絶叫を、全く沈黙して聞くだけでは、聞く方がやりきれたものでない。
「叱《し》ッ、叱《し》ッ、こん畜生」
と罵《ののし》りながら、じだんだを五たびも六たびも踏みましたけれども、結局、出て行って追い払おうとするでもなし、咽喉笛《のどぶえ》を抑えつけて鳴かせまいとするでもない。
「困りましたねえ」
お雪ちゃんは、敷きかけた蒲団《ふとん》を吹流しのように持ったまま、天を仰ぎ、軒をながめて所在に窮している。
米友はついに、せっかく手にした杖槍を投げ出して、炉辺へ来てどっかと小さな胡坐《あぐら》をかいてしまいました。お雪ちゃんが敷きかけた蒲団を抛《ほう》り出して、
「あれ、また、あんなに鷲の子が荒《あば》れ出しました、籠をこわしてしまやしないかしら、友さん、どうかして頂戴、籠をこわして飛び出されては大変ですから」
「待ちな」
と言って、いったん炉辺へ坐りこんでみた米友はまた立ち上って、その鷲の子の猛然たるはばたきのする納戸《なんど》の方へ行こうとすると、お雪ちゃんが、早くもその新しい調度の一つなる行燈《あんどん》をつり下げて、米友の先に立ちました。米友のために案内して、鷲の子を預かっている次の納戸の隅の方へと光を持って行くのです。

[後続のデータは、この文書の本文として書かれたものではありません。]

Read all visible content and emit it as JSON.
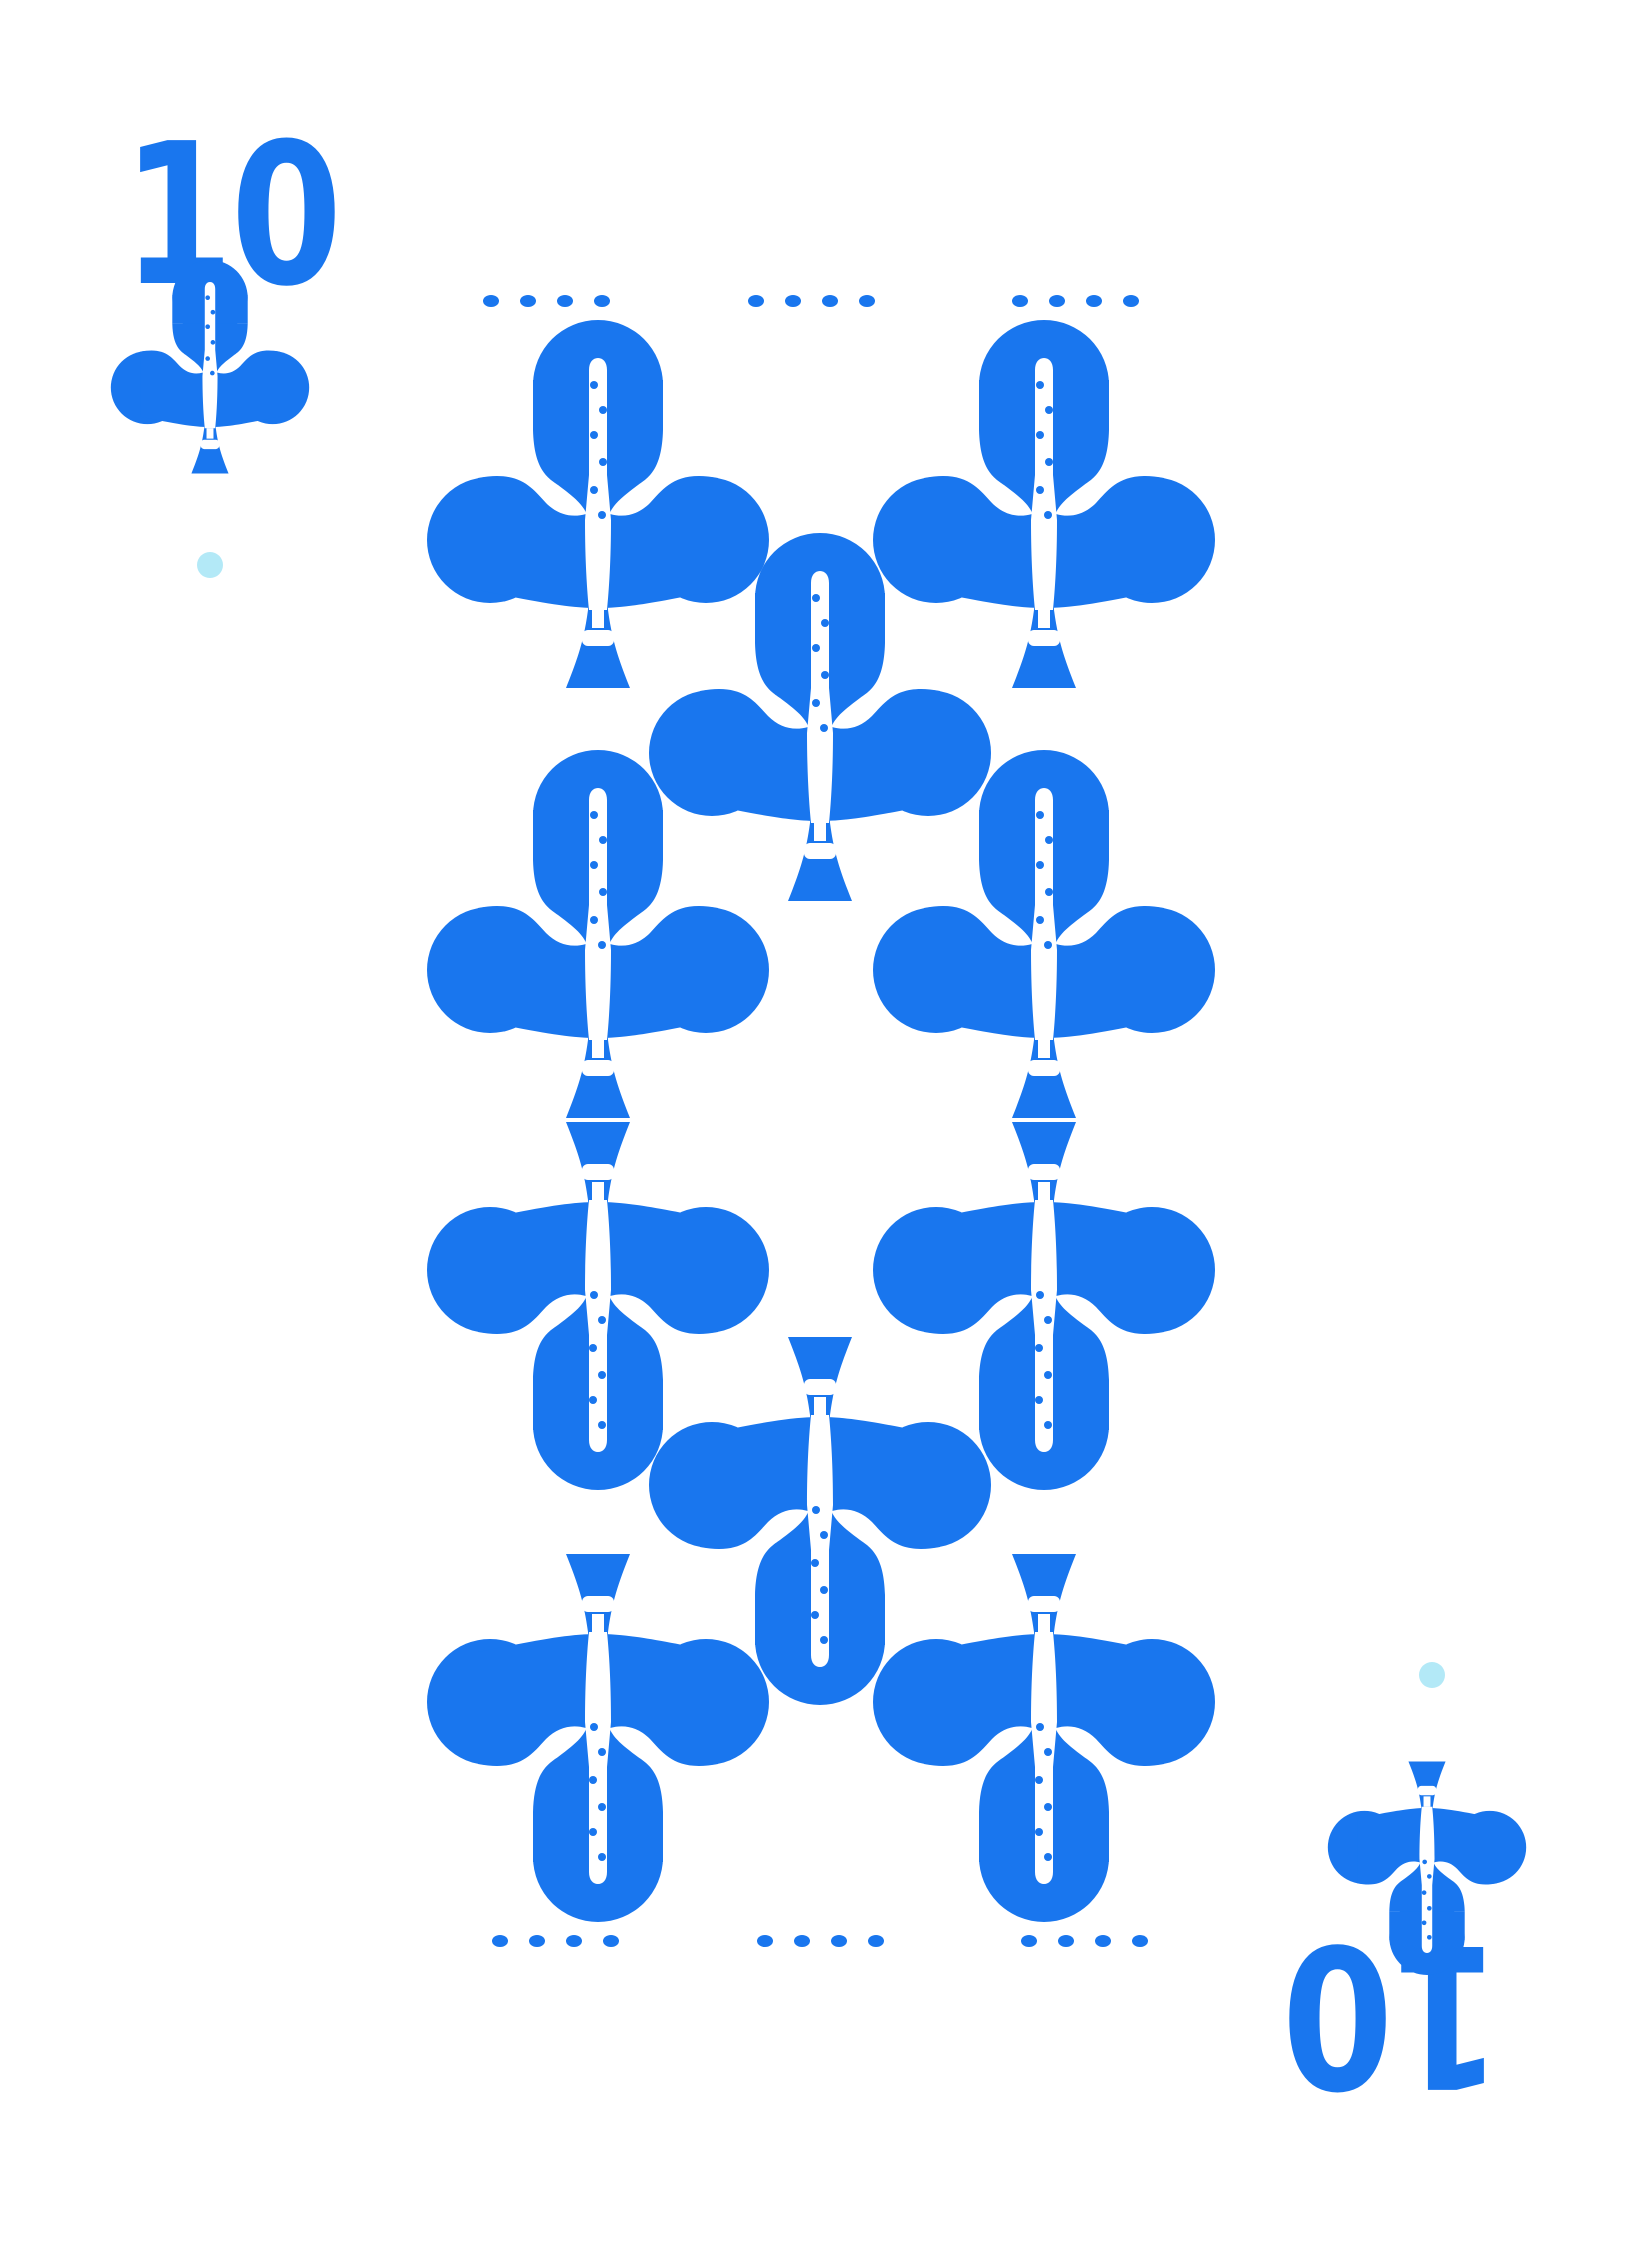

まもなく米友は、大きな鉄の四角な鳥籠を一つ抱え込んで、こちらの座敷へ持ち込みました。人間に抱えられたと見ると、なおいっそうはばたきと暴勢とを加え、また一種名状し難い哀叫怒号を加えて荒れ廻るのを、米友は籠ぐるみ牛蒡抜《ごぼうぬ》きにした恰好で抱き出して来て、そうして炉辺の一方へ押据えたが、動揺を防ぐために、のし[#「のし」に傍点]板を持って来てあてがった上に、沢庵石《たくあんいし》かなにかを臨時の押えとして重し[#「重し」に傍点]をかけ、さて自分は、以前の炉辺へ戻って、どっかと小さな胡坐をかいて、爛々《らんらん》たる眼を見開かして、そうして籠の中を注視監視の姿勢を取りながら、その処分方法を考え込んでいるものらしい。
二十五
かく内と外と相呼応する物騒がしさのうちに、宇治山田の米友は、泰然として坐りこんでみたものの、実は米友としては余儀ない次第なので、さすがに生一本のこの男も、ほとほと手のつけようがないのです。
お雪ちゃんはもとより、おどおどとして為《な》さん術《すべ》を知らない。